The S&P 500 Index, along with related funds including the SPDR S&P 500 ETF (NYSEArca: SPY), iShares Core S&P 500 ETF (NYSEArca: IVV) and Vanguard 500 Index (NYSEArca: VOO), were up 0.1% Wednesday.

Analysts expect the market to remain range bound as the highly anticipated tax reform bill is set for an August review and the markets get ready for the next earnings season, reports Yashaswini Swamynathan for Reuters.

“We’re going to be fairly range-bound as we get to the earnings season or until there is some significant development on tax reforms,” Michael Scanlon, portfolio manager at Manulife Asset Management, told Reuters.

While the recent set back in the Trump administration’s agenda has weighed on markets, upbeat economic data continues to support the markets and help equities rebound from any pullbacks.

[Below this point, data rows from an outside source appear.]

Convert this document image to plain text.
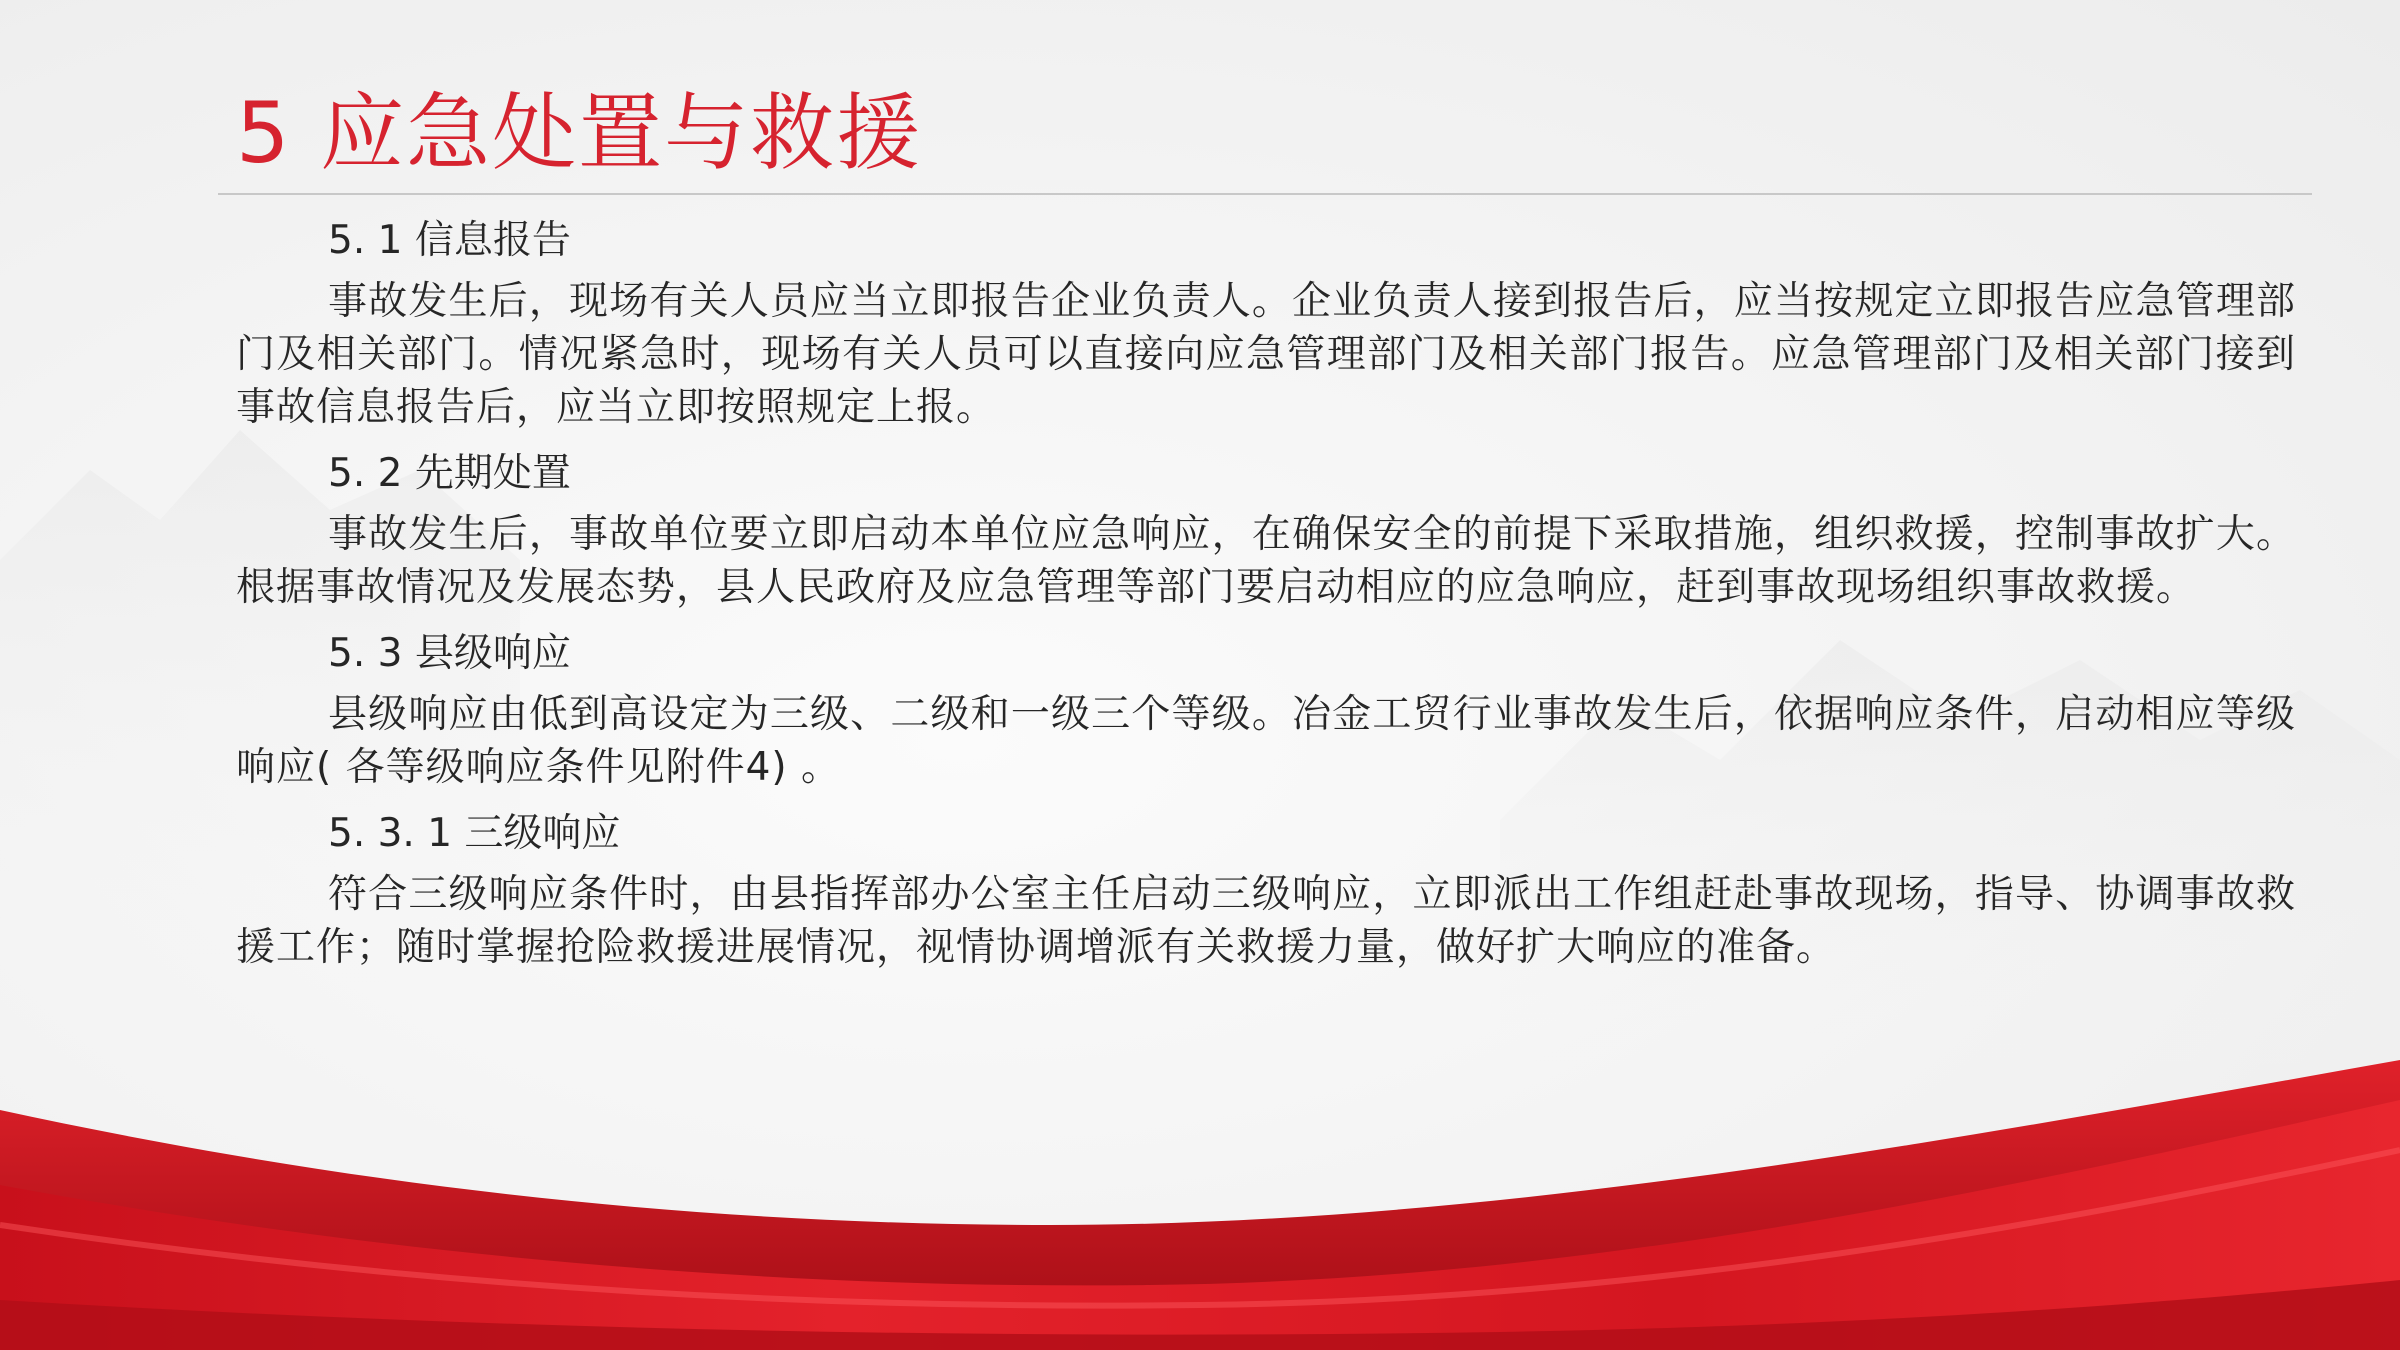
5 应急处置与救援
5. 1 信息报告

事故发生后，现场有关人员应当立即报告企业负责人。企业负责人接到报告后，应当按规定立即报告应急管理部门及相关部门。情况紧急时，现场有关人员可以直接向应急管理部门及相关部门报告。应急管理部门及相关部门接到事故信息报告后，应当立即按照规定上报。

5. 2 先期处置

事故发生后，事故单位要立即启动本单位应急响应，在确保安全的前提下采取措施，组织救援，控制事故扩大。根据事故情况及发展态势，县人民政府及应急管理等部门要启动相应的应急响应，赶到事故现场组织事故救援。

5. 3 县级响应

县级响应由低到高设定为三级、二级和一级三个等级。冶金工贸行业事故发生后，依据响应条件，启动相应等级响应( 各等级响应条件见附件4) 。

5. 3. 1 三级响应

符合三级响应条件时，由县指挥部办公室主任启动三级响应，立即派出工作组赶赴事故现场，指导、协调事故救援工作；随时掌握抢险救援进展情况，视情协调增派有关救援力量，做好扩大响应的准备。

“We appear to have quite a robust simultaneous economic recovery…but survey results are reflecting political optimism which might be running somewhat ahead of economic reality,” Guy Monson, chief investment officer at Sarasin & Partners, told the Wall Street Journal.

The equities markets were also relatively unfazed after the United Kingdom’s formal announcement of its intended Brexit move as the decision has been widely telegraphed and most likely fully priced into the market.

“I don’t think the market sees Brexit as a positive or a negative right now because there is no historical precedent,” Randy Frederick, vice president of trading and derivatives at Charles Schwab, told CNBC. “I think the market had been expecting the triggering of Article 50 since way back last year, so I don’t think there was any surprise.”